- Born: 21 March 1917 Warsaw, Poland
- Died: 19 February 1993 (aged 75) Łódź, Poland
- Occupation: Pediatrician
- Spouse: Władysław Świdowski (died before her)
- Children: 2

= Adina Blady-Szwajger =

Polish pediatrician and Holocaust survivor (1917–1993)

Adina Blady-Szwajger (21 March 1917 – 19 February 1993) was a Polish pediatrician and Holocaust survivor who worked at the children's hospital in the Warsaw Ghetto during World War II. She later became known for her memoir I Remember Nothing More: The Warsaw Children’s Hospital and the Jewish Resistance, in which she recounted her experiences under Nazi occupation.

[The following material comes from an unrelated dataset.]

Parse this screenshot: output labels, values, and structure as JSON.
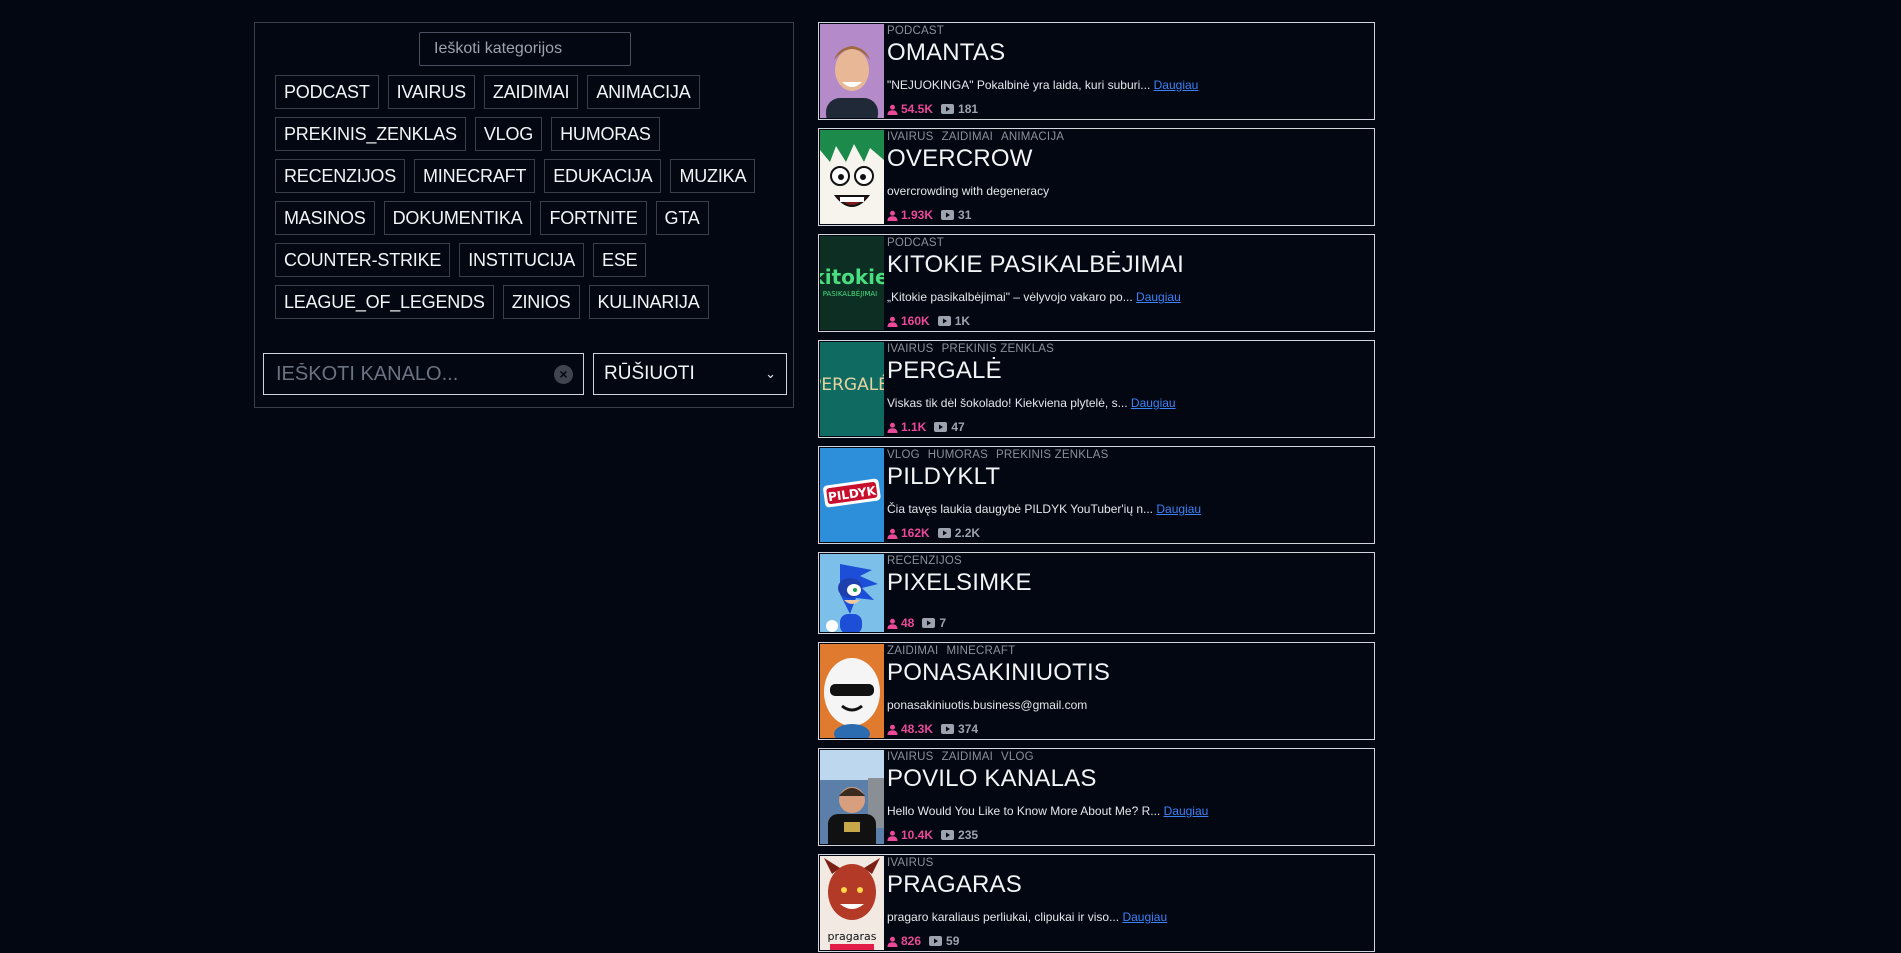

== Warsaw Ghetto and wartime activities ==
Blady-Szwajger studied medicine at the University of Warsaw before the German invasion of Poland. When the Nazis created the Warsaw Ghetto, she worked in the Bersohn and Bauman Children's Hospital located in the ghetto. Under desperate conditions she treated young patients suffering from starvation, typhus, and tuberculosis.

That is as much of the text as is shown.